Pavia Lacrime di gioia di Chiara Locatelli del Santa Caterina per la vittoria, di Elena Manca del Nuovo per la sconfitta. Non si raggiungono gli eccessi dei college americani, ma al PalaCus non mancano tifosi in gialloverde (colori del Nuovo), insieme a sfottò, cori e cartelli, come «Scusate se noi sappiamo scrivere», con riferimento alla vittoria in un concorso letterario di una studentessa del Santa Caterina. Il Nuovo risponde: «Menù: piatto del giorno, Santa Caterina arrosto». In campo il Santa Caterina si prende la rivincita dopo la sconfitta nel girone. «Abbiamo perso col Nuovo alla prima partita del torneo, ma ci siamo compattate e ci siamo allenate soprattutto. E' la vittoria del gruppo diventato squadra, dove anche chi è meno dotato tecnicamente è importante», spiega la 20enne cremasca Chiara Locatelli, capitano del Santa Caterina, terzo anno di lettere moderne.
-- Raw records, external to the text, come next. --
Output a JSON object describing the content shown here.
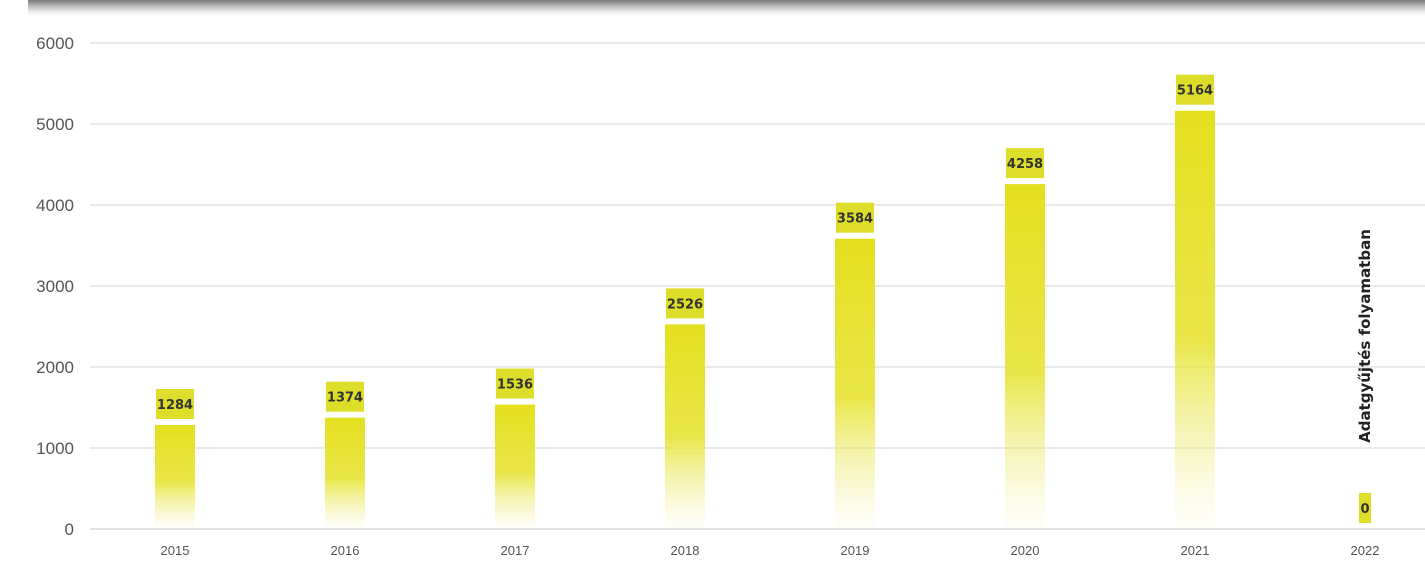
{
  "chart_data": {
    "type": "bar",
    "title": "",
    "xlabel": "",
    "ylabel": "",
    "categories": [
      "2015",
      "2016",
      "2017",
      "2018",
      "2019",
      "2020",
      "2021",
      "2022"
    ],
    "values": [
      1284,
      1374,
      1536,
      2526,
      3584,
      4258,
      5164,
      0
    ],
    "data_labels": [
      "1284",
      "1374",
      "1536",
      "2526",
      "3584",
      "4258",
      "5164",
      "0"
    ],
    "ylim": [
      0,
      6000
    ],
    "yticks": [
      0,
      1000,
      2000,
      3000,
      4000,
      5000,
      6000
    ],
    "ytick_labels": [
      "0",
      "1000",
      "2000",
      "3000",
      "4000",
      "5000",
      "6000"
    ],
    "grid": true,
    "legend": "none",
    "annotation": "Adatgyűjtés folyamatban",
    "bar_color": "#e3e01e",
    "label_bg_color": "#dede2a",
    "grid_color": "#dedede"
  }
}
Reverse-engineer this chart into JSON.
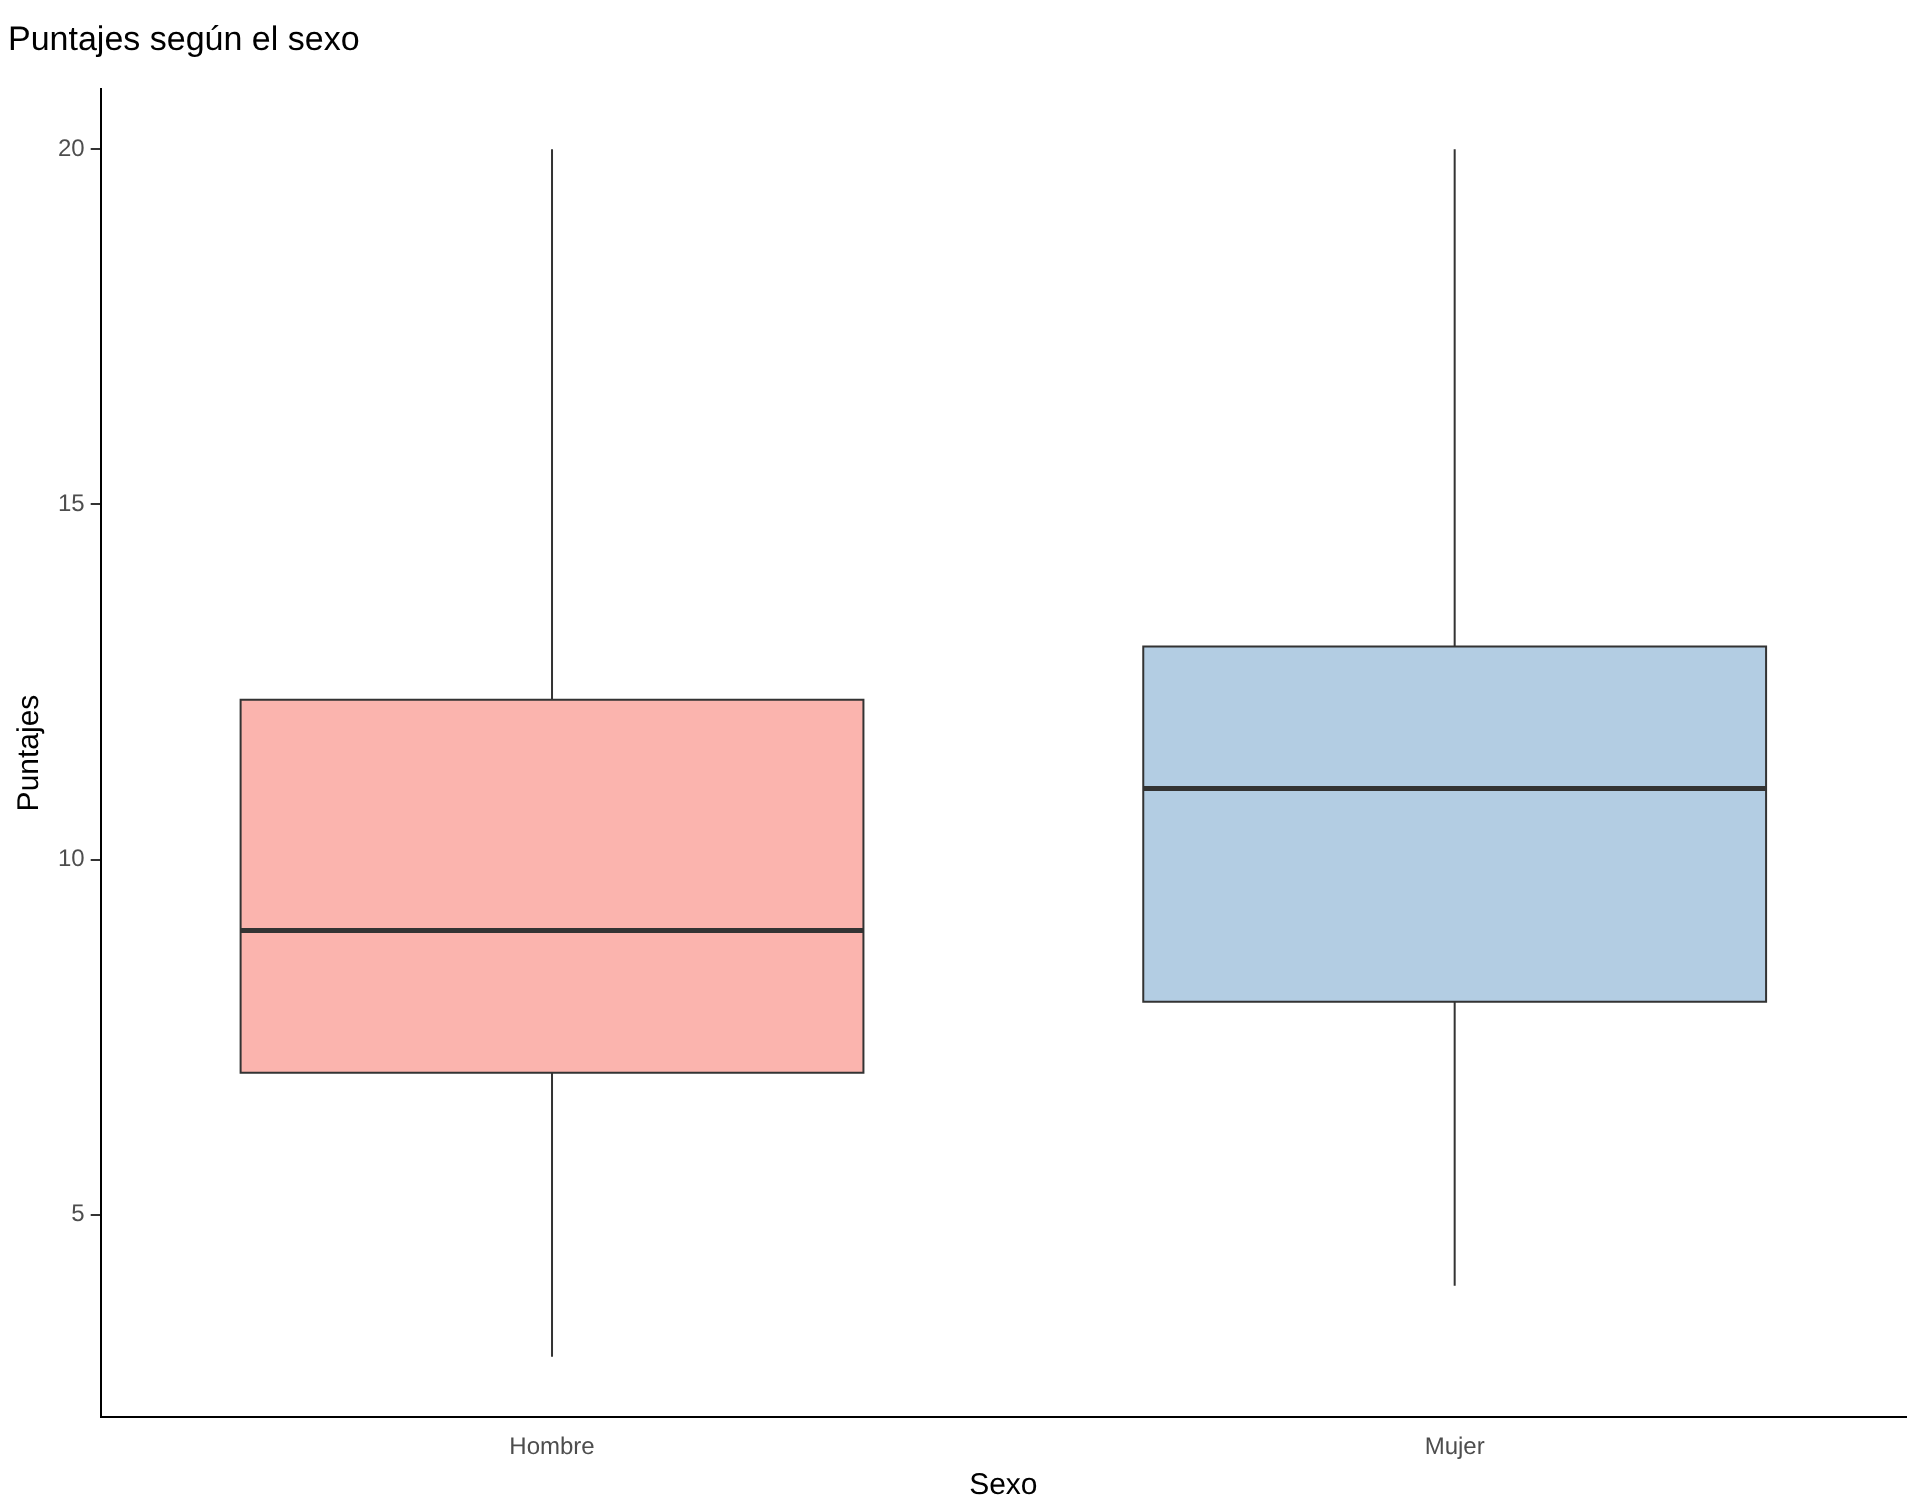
{
  "chart_data": {
    "type": "box",
    "title": "Puntajes según el sexo",
    "xlabel": "Sexo",
    "ylabel": "Puntajes",
    "categories": [
      "Hombre",
      "Mujer"
    ],
    "colors": [
      "#fbb4ae",
      "#b3cde3"
    ],
    "boxes": [
      {
        "low": 3,
        "q1": 7,
        "median": 9,
        "q3": 12.25,
        "high": 20
      },
      {
        "low": 4,
        "q1": 8,
        "median": 11,
        "q3": 13,
        "high": 20
      }
    ],
    "ylim": [
      2.15,
      20.85
    ],
    "yticks": [
      5,
      10,
      15,
      20
    ],
    "grid": false,
    "legend": false
  }
}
Le fa eco Francesca Medolago, 21enne al terzo anno di lettere moderne da Osio Sotto: «Il Nuovo era troppo "gasato", batterle è stata una soddisfazione». La ventenne sassarese Elena Manca, secondo anno di scienze politiche e giocatrice del Nuovo, ha il mascara che cola sul viso per le lacrime: «Non abbiamo giocato bene, ma siamo anche state sfortunate perché io e un'altra ragazza ci siamo infortunate e non eravamo al meglio. Siamo entrate in campo troppo sicure e davanti alle difficoltà ci siamo perse. Lo scorso anno siamo arrivate seconde giocandocela fino all'ultimo, quest'anno il rimpianto è di non averlo fatto». Si parte e la difesa del Santa Caterina mette subito in difficoltà il Nuovo, che va in confusione, forza e sbaglia. Il primo canestro del Nuovo arriva dopo 10' (11–2), ma il Santa Caterina non scappa (15-12 al 20'). Dopo l'intervallo il Santa Caterina va subito a segno (17–12), mentre il Nuovo ricade nei soliti errori. Poi sale in cattedra Locatelli e Paolucci chiude i conti. (m.sc.)